Голос Хельга прозвучал громко и странно. Женщина у бара улыбалась. И тут заиграла музыка.

Хельг встретил девушку на перроне. Она была одета не по погоде и мёрзла в своём стареньком пальто не по размеру. У неё не было денег и не было знакомых в этом городе. Он отвёл её в здание вокзала, напоил чаем. Возле вокзала фыркали и переступали с ноги на ногу лошади, паровозы свистели в холодном воздухе – осень в этом году была ранней и холодной. После окончания работы он привёл девушку домой. Укладывая её спать на свою кровать (себе он постелил пальто в коридоре), Хельг заметил, что засохшая герань на окне расцвела. Утром воскресенья они слепили маленького снеговика во дворе, а потом вернулись домой, обедали и молчали, а девушка водила пальцем по газете с забавными старинными буквами. «Прибытие поезда ожидается в полночь», – прочла она вслух.

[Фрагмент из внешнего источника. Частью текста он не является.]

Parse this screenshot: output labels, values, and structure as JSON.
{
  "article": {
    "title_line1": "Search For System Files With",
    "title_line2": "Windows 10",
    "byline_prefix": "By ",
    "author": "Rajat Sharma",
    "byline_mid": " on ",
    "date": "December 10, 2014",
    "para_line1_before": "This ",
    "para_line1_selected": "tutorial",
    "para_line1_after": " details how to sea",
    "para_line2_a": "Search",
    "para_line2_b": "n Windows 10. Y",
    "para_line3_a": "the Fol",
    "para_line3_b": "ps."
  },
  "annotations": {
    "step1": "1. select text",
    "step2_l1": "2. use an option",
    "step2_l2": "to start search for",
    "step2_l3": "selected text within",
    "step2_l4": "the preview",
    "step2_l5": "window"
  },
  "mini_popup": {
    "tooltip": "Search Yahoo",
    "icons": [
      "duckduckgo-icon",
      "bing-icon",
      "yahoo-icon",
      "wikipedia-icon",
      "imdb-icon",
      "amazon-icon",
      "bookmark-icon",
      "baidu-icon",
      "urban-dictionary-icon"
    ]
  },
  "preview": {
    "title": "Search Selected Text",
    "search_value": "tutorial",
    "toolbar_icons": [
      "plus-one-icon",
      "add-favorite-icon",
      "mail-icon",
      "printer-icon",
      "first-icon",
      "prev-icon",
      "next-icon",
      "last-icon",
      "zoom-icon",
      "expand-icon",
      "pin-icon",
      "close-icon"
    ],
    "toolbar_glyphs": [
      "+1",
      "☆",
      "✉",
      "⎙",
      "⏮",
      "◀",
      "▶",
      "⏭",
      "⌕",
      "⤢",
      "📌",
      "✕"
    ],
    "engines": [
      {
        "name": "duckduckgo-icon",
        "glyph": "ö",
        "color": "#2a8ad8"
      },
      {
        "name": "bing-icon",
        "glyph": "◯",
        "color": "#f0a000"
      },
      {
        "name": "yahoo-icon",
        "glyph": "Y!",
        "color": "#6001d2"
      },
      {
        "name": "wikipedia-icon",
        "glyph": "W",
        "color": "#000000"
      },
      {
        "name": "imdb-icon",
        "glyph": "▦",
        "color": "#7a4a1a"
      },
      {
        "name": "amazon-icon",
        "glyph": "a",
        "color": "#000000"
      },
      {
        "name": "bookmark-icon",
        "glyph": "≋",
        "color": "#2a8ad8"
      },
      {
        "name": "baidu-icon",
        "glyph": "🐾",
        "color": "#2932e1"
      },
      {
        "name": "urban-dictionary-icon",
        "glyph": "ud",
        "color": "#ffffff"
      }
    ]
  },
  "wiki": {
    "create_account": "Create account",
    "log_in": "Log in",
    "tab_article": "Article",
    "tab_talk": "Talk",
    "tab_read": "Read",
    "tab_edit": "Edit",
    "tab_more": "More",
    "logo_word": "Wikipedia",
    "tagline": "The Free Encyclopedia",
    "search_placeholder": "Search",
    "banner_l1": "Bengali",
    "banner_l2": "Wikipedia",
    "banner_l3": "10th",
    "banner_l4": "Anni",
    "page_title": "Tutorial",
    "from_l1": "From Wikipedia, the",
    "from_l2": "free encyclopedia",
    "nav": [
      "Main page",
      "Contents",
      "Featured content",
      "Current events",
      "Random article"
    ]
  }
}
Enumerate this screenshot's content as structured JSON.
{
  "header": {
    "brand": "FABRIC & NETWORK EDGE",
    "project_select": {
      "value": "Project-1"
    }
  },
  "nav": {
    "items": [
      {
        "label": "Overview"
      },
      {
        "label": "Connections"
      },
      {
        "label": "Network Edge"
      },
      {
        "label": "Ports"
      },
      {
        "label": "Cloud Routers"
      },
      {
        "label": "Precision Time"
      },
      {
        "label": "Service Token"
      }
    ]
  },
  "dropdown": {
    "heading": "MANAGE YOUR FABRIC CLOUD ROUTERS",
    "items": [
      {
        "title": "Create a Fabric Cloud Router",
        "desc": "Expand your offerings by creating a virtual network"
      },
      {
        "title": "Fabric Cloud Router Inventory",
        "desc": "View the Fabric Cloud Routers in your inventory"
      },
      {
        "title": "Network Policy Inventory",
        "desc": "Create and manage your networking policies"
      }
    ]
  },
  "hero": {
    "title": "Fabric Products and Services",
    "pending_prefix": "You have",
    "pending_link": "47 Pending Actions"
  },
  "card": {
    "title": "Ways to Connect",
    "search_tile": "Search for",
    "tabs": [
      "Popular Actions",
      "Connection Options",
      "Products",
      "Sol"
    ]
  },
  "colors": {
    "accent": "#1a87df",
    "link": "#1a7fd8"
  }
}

Примерно два часа они ужинали, слушали музыку, Фрейя поочередно танцевала с Форсетти и Ньёрдом, пока Форсетти полностью не переключился на Салли, после чего Фрейя старалась не смотреть в их сторону. Хёд, после двух рюмок виски со льдом, пил крепкий чай, Скирнир сидел за столиком и подкреплялся чем-то «по особому рецепту для жителей Ближних снов» из непрозрачной тёмной бутылки. Хельг внимательно смотрел на маятник старых часов с кукушкой, которые висели на противоположной стене.

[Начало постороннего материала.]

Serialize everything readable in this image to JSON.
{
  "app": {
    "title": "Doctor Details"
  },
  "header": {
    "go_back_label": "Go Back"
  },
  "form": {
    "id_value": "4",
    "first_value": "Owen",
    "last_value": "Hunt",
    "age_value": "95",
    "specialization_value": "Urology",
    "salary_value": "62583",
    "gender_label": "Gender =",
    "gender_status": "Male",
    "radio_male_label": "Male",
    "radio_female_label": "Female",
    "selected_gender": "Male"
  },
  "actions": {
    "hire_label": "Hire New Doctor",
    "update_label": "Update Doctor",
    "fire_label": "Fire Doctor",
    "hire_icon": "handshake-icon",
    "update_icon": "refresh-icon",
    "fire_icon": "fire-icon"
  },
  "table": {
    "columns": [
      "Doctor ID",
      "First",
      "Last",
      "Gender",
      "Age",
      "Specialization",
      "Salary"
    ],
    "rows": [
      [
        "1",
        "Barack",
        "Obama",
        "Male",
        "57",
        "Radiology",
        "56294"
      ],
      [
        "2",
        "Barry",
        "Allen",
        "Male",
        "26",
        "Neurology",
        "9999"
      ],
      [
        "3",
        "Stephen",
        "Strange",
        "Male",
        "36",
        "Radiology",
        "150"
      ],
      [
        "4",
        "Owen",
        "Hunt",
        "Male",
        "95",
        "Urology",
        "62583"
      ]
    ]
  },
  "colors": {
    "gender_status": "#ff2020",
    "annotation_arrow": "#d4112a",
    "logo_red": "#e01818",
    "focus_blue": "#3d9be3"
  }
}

Номера были на втором этаже, вполне приличные. Хёд видел, как Форсетти отправился туда с девушкой с обложки журнала мод (или загорелой блондинкой). Через стену долго слышались стоны, крики и скрип кровати. «Ну и фантазия у него», – подумал Хёд, засыпая. Форсетти проснулся, низкое осеннее солнце било ему в глаза. Рядом лежала Салли, вот она потянулась, встала с кровати. Форсетти вновь оценил её замечательную фигуру и мысленно похвалил своё воображение. Салли надела туфли, взяла платье и вышла голой из номера, ничуть не опасаясь, что в таком виде её увидит кто-нибудь посторонний. Хёд пил кофе. Чуть раньше Салли, в вязаном свитере с ёлочками и оленями, спустилась по лестнице и попыталась поболтать с ним, но быстро уразумев, что это ни к чему, отошла и теперь сосредоточенно вязала шарф (скорее всего – воображаемый). Робот жарил блины – добавку для Ньёрда, позавтракавшего с большим аппетитом после часовой пробежки. Фрейя осматривала мотоциклы. Они выехали через полчаса, перед тем как уйти, железнодорожник снял со стены часы. «Я их купил», – сказал он недоумевающим спутникам и положил часы в багажник джипа.

Салли помахала всем на прощание, особенно Форсетти, и вскоре кавалькада скрылась вдали. Огни мотеля погасли, над ним двигались большие белые облака. Если бы Ньёрд оглянулся и посмотрел в бинокль, то увидел бы, что кто-то появился на дороге. Это был карлик. Он подошёл к мотелю, снова засиявшему разноцветными огнями.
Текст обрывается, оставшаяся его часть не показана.